This week as I worked on the yarn for my handspun sweater project, I was reminded of a quote from Walt Disney (as featured in one of my favorite Disney movies, "Meet the Robinsons"):
“Around here, however, we don’t look backwards for very long. We keep moving forward, opening up new doors and doing new things… and curiosity keeps leading us down new paths.”
–Walt Disney
I often think of this quote in terms of my business and my crafting. Sometimes things just don't work out the way we want them to, and we just have to keep going. That's what has happened with my sweater project.
I spun my first skein of yarn and I got this:
It's a really pretty skein, and I like it a lot. Unfortunately, though, after using up approximately 20% of my singles this skein was only 55 yards bulky weight. I was worried I wouldn't have enough yarn to make any kind of a sweater at that rate.
Turns out, I was right. I finished spinning all the singles and I got this:
It looks like a lot of yarn, and it is, depending on the perspective. It's about 15oz of bulky weight yarn, but it comes in at only 268 yards. Not enough for a full-sized sweater.

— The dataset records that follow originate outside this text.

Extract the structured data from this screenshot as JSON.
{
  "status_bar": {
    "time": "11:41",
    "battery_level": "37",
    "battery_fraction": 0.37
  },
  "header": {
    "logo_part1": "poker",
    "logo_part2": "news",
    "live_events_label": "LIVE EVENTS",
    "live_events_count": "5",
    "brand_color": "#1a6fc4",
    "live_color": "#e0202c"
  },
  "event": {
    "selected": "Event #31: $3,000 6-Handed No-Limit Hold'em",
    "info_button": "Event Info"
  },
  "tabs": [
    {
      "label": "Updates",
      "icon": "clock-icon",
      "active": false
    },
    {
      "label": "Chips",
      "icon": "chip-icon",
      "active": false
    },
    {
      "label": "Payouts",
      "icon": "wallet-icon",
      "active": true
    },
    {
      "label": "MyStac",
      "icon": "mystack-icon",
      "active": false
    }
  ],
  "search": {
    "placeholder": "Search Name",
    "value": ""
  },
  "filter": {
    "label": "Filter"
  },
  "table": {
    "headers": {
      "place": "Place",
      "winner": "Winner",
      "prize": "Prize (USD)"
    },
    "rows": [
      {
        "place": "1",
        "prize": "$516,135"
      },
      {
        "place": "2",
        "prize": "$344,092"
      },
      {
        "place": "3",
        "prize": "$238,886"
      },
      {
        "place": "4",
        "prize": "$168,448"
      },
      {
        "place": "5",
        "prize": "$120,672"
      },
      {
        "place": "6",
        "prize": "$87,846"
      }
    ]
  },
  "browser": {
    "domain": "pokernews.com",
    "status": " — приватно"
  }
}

I was pretty bummed about that for a little while, but then I remembered that I still had this yarn in my stash:
This is 880 yards of worsted/aran yarn that I dyed myself to use for a capelet. I decided instead that I'm going to make it into a sweater. I'm planning to knit Rusted Root with this yarn.
The other yarn will still have a purpose, never fear! I think I'm going to knit Shrug This with it or maybe the smaller version of Liesl. If I don't get around to it for a while there may even be another pattern that speaks to me even more. So I'm not at all worried about it.
I'm just going to keep moving forward - you never know what fun adventures you might find when you do that! :)
I love the shrug idea. You can always use your handspun as the wrists, neck, waist (you get the idea) of a sweater. I found a cool sweater ages ago on knitting where the whole neck/cowl area of the sweater was the handspun and everything else was millspun. It really let the handspun pop!